Bendable Nanomaterial Could Usher in New Types of Wearable
23 November 2016
The film is made up of fused silver nanowires produced by spraying the nanowire particles through a tiny jet nozzle at supersonic speed. What results is a film with nearly the same electrical conductivity of a silver plat and the transparency of glass.
The long, thin nanowires measure about 20 microns long (about the width of a human hair), but the diameter is a thousand times smaller. The transparent flexible film can be bent repeatedly and stretched to seven times its original length and still work, researchers say.
How They Did It
By suspending the nanowire particles in water, researchers were able to propel them by air through a de Laval nozzle, a millimeters-small tube that has the same geometry as a jet engine. The liquid must be atomized so it evaporates in flight.
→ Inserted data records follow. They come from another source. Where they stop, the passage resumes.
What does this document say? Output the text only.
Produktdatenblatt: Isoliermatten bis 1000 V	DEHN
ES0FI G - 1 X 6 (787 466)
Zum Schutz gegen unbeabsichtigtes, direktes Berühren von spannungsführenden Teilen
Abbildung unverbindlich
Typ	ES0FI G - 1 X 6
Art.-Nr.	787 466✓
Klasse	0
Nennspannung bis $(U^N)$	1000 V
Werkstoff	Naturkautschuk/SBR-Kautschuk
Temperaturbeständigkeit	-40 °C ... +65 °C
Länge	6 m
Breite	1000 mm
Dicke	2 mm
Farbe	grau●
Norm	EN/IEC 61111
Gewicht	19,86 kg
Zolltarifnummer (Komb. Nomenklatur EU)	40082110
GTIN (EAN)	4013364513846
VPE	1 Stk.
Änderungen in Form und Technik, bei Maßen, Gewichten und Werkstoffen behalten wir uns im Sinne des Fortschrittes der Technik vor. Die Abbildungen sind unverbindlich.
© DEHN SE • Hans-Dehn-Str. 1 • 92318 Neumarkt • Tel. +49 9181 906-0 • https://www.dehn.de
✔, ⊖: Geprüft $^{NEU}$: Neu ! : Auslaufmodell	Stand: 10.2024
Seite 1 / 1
When the nanowires strike the surface, they are applied at supersonic speed and fuse together as the kinetic energy is transferred to heat. Researchers discovered that 400 meters per second was the ideal speed. If the energy is too high, it cuts the wires; if it is too low, there is not enough heat to fuse the wires.
“It should be easier and cheaper to fabricate, as it's a one-step versus a two-step process,” says Alexander Yarin, UIC Distinguished Professor of Mechanical Engineering. “You can do it roll-to-roll on an industrial line, continuously.”
The UIC researchers earlier this year fabricated a transparent conducting film by electroplating a mate of tangled nanofiber with copper. In comparison, this silver nanowire offers better scalability and production rate.